Helping children with the death of a pet
Published 7:49 am Saturday, July 28, 2018
A child’s first experience with death is often the loss of a pet. This can be a traumatic experience, but it’s also a time to learn to cope with the grief and pain that comes with losing someone who brought them love and happiness.
Some parents try to spare their child by not talking about the pet’s death or by not honestly dealing with what has happened. Pretending that the animal ran away, or “went to sleep” can make a child feel even more confused, frightened and betrayed when the truth is finally learned. It’s better to tell the truth and provide opportunities to grieve.
If the decision is euthanasia for the pet, explain the process and why it’s necessary. Help them understand that the pet is suffering and that this is a way to stop the pain. Explain that the process is quick and painless, and being done for the right reasons.
And make sure your child understands that it’s okay to feel sad, but that there’s no reason to feel guilty, thinking it’s their fault that the pet has to be put to sleep.
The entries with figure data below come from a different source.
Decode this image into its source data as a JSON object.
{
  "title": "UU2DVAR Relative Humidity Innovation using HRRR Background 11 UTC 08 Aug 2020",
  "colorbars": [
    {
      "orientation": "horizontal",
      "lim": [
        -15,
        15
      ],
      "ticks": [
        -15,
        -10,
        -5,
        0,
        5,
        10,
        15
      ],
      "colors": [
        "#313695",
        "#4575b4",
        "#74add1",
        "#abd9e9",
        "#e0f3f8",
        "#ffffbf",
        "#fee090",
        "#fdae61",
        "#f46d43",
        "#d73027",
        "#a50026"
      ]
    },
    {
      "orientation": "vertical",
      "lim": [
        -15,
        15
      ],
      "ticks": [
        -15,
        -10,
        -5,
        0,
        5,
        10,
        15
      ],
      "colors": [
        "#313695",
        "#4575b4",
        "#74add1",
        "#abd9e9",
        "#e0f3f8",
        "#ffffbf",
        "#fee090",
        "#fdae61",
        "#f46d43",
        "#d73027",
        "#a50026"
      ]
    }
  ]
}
If the decision is for euthanasia, give your child the opportunity to spend some personal time with the pet and say goodbye in their own special way.
After a pet’s death, children should be allowed to grieve. Let your children see that you, too, are sad over the pet’s death. If don’t feel the sense of loss as strongly as your children, respect their grief and allow them to express their feelings openly. Don’t make them feel guilty or ashamed about their sadness.
Grief doesn’t have a time limit. For children, as for adults, it’s a personal thing. However, some special activities can help soften the grieving process. Holding a funeral or a memorial service for the deceased pet can allow children to openly express feelings and help process the loss. You may also want to give the child a chance to create a memorial of the pet, such as a special photograph.
And don’t rush out and get a “replacement” pet. Doing so doesn’t allow a child to grieve the loss being felt, and can teach that even something like death can be overcome by buying a replacement.
Losing a beloved pet is always difficult. Allow and help your children to process that loss and learn to cope with this certainty of life.